One Word: Streamline
Recently, my colleagues at Big Duck and I met with Michael Hoffman, CEO of See3, a firm using video, audio and photography to help nonprofits create deeper relationships.
“The Web is a dynamic place,” he told us, “but many organizations still build sites as if they were brochures.”
He went on to describe a future in which video and audio — not static HTML — will be the primary content on nonprofit Web sites. With politicians such as Barack Obama and Hillary Clinton announcing their presidential candidacies in online videos, I think Michael might be on to something.

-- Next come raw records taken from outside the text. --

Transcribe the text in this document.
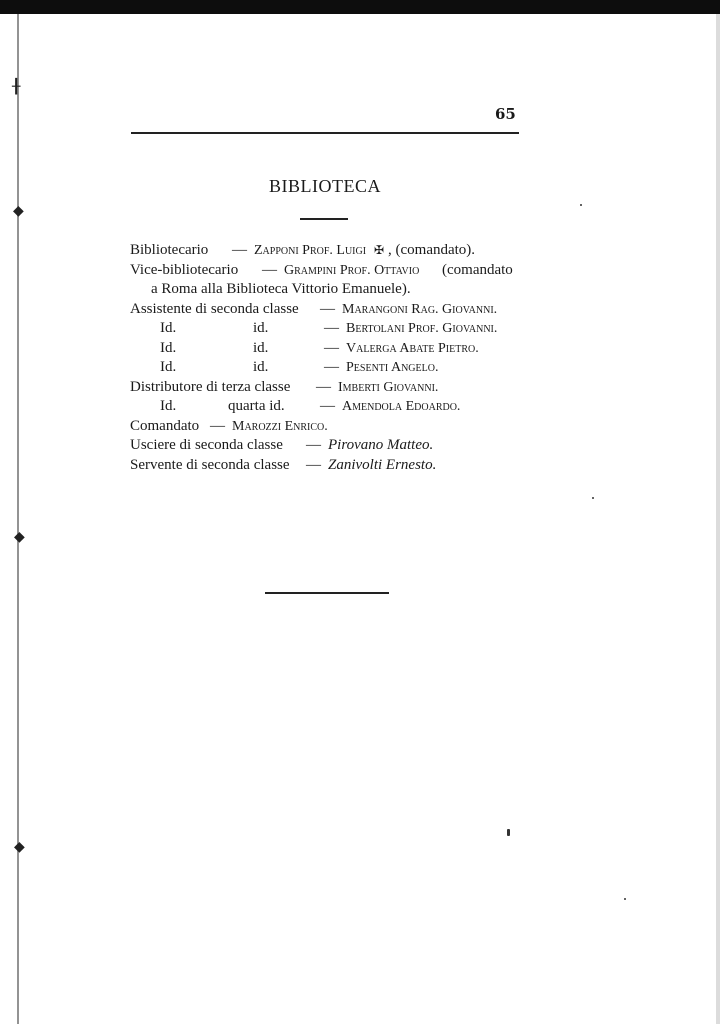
╂
◆
◆
◆
65
BIBLIOTECA
Bibliotecario — Zapponi Prof. Luigi ✠ , (comandato).
Vice-bibliotecario — Grampini Prof. Ottavio (comandato
a Roma alla Biblioteca Vittorio Emanuele).
Assistente di seconda classe — Marangoni Rag. Giovanni.
Id.	id.	— Bertolani Prof. Giovanni.
Id.	id.	— Valerga Abate Pietro.
Id.	id.	— Pesenti Angelo.
Distributore di terza classe — Imberti Giovanni.
Id.	quarta id. — Amendola Edoardo.
Comandato — Marozzi Enrico.
Usciere di seconda classe — Pirovano Matteo.
Servente di seconda classe — Zanivolti Ernesto.
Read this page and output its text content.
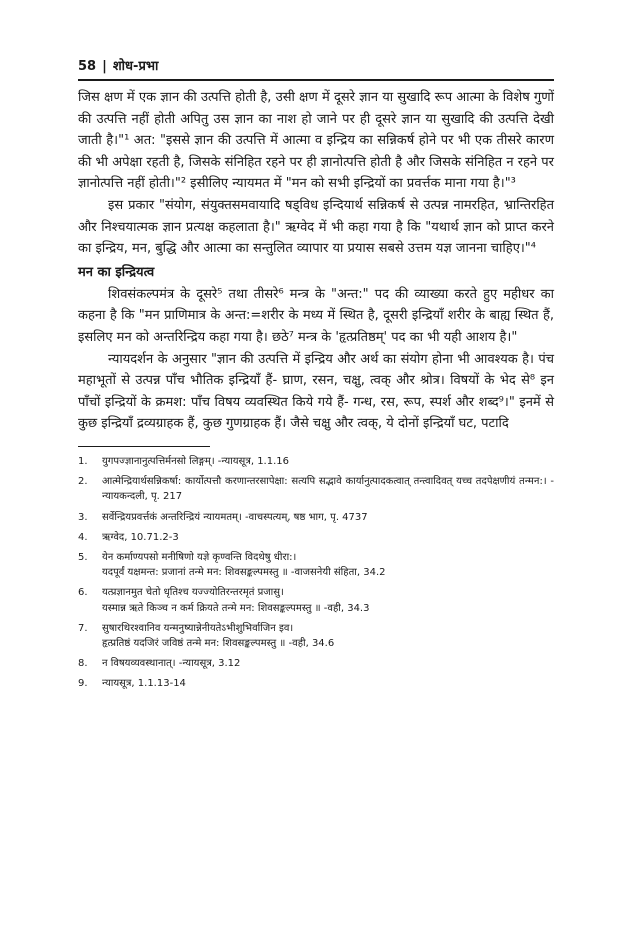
58 | शोध-प्रभा

जिस क्षण में एक ज्ञान की उत्पत्ति होती है, उसी क्षण में दूसरे ज्ञान या सुखादि रूप आत्मा के विशेष गुणों की उत्पत्ति नहीं होती अपितु उस ज्ञान का नाश हो जाने पर ही दूसरे ज्ञान या सुखादि की उत्पत्ति देखी जाती है।"¹ अत: "इससे ज्ञान की उत्पत्ति में आत्मा व इन्द्रिय का सन्निकर्ष होने पर भी एक तीसरे कारण की भी अपेक्षा रहती है, जिसके संनिहित रहने पर ही ज्ञानोत्पत्ति होती है और जिसके संनिहित न रहने पर ज्ञानोत्पत्ति नहीं होती।"² इसीलिए न्यायमत में "मन को सभी इन्द्रियों का प्रवर्त्तक माना गया है।"³

इस प्रकार "संयोग, संयुक्तसमवायादि षड्विध इन्दियार्थ सन्निकर्ष से उत्पन्न नामरहित, भ्रान्तिरहित और निश्चयात्मक ज्ञान प्रत्यक्ष कहलाता है।" ऋग्वेद में भी कहा गया है कि "यथार्थ ज्ञान को प्राप्त करने का इन्द्रिय, मन, बुद्धि और आत्मा का सन्तुलित व्यापार या प्रयास सबसे उत्तम यज्ञ जानना चाहिए।"⁴

मन का इन्द्रियत्व

शिवसंकल्पमंत्र के दूसरे⁵ तथा तीसरे⁶ मन्त्र के "अन्त:" पद की व्याख्या करते हुए महीधर का कहना है कि "मन प्राणिमात्र के अन्त:=शरीर के मध्य में स्थित है, दूसरी इन्द्रियाँ शरीर के बाह्य स्थित हैं, इसलिए मन को अन्तरिन्द्रिय कहा गया है। छठे⁷ मन्त्र के 'हृत्प्रतिष्ठम्' पद का भी यही आशय है।"

न्यायदर्शन के अनुसार "ज्ञान की उत्पत्ति में इन्द्रिय और अर्थ का संयोग होना भी आवश्यक है। पंच महाभूतों से उत्पन्न पाँच भौतिक इन्द्रियाँ हैं- घ्राण, रसन, चक्षु, त्वक् और श्रोत्र। विषयों के भेद से⁸ इन पाँचों इन्द्रियों के क्रमश: पाँच विषय व्यवस्थित किये गये हैं- गन्ध, रस, रूप, स्पर्श और शब्द⁹।" इनमें से कुछ इन्द्रियाँ द्रव्यग्राहक हैं, कुछ गुणग्राहक हैं। जैसे चक्षु और त्वक्, ये दोनों इन्द्रियाँ घट, पटादि

1.	युगपज्ज्ञानानुत्पत्तिर्मनसो लिङ्गम्। -न्यायसूत्र, 1.1.16
2.	आत्मेन्द्रियार्थसन्निकर्षा: कार्योत्पत्तौ करणान्तरसापेक्षा: सत्यपि सद्भावे कार्यानुत्पादकत्वात् तन्त्वादिवत् यच्च तदपेक्षणीयं तन्मन:। - न्यायकन्दली, पृ. 217
3.	सर्वेन्द्रियप्रवर्त्तकं अन्तरिन्द्रियं न्यायमतम्। -वाचस्पत्यम्, षष्ठ भाग, पृ. 4737
4.	ऋग्वेद, 10.71.2-3
5.	येन कर्माण्यपसो मनीषिणो यज्ञे कृण्वन्ति विदथेषु धीरा:।
यदपूर्वं यक्षमन्त: प्रजानां तन्मे मन: शिवसङ्कल्पमस्तु ॥ -वाजसनेयी संहिता, 34.2
6.	यत्प्रज्ञानमुत चेतो धृतिश्च यज्ज्योतिरन्तरमृतं प्रजासु।
यस्मान्न ऋते किञ्च न कर्म क्रियते तन्मे मन: शिवसङ्कल्पमस्तु ॥ -वही, 34.3
7.	सुषारथिरश्वानिव यन्मनुष्यान्नेनीयतेऽभीशुभिर्वाजिन इव।
हृत्प्रतिष्ठं यदजिरं जविष्ठं तन्मे मन: शिवसङ्कल्पमस्तु ॥ -वही, 34.6
8.	न विषयव्यवस्थानात्। -न्यायसूत्र, 3.12
9.	न्यायसूत्र, 1.1.13-14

The Web site I’m looking at this month is interested in leveraging media, too. The Palestine Children’s Relief Fund (PCRF.net) uses media aggressively to engage visitors on its home page. Clips featuring former President Jimmy Carter and a segment from “NBC Nightly News” are featured prominently above the fold, along with a quote by U.S. Sen. Dianne Feinstein (R.-Calif.), excerpts from several prominent newspapers, and some very grim photographs of sick and injured kids helped by the organization.
Visitors to the site can read more than a dozen program-related news stories, sponsor runners for a fundraiser and buy DVDs from the home page, too.
While it’s great that the organization has video, it might be presented better. Right now, the video opens up in a blank page using QuickTime, but free programs such as VideoEgg can, for instance, embed the video presentation within the content of the site, instead. Using a program like VideoEgg would make it easy for others to copy the HTML needed to stream PCRF’s videos from their sites or blogs. PCRF also could get more mileage out of its videos by posting them on distribution networks such as YouTube and DoGooderTV. (I noticed only two PCRF videos on YouTube.)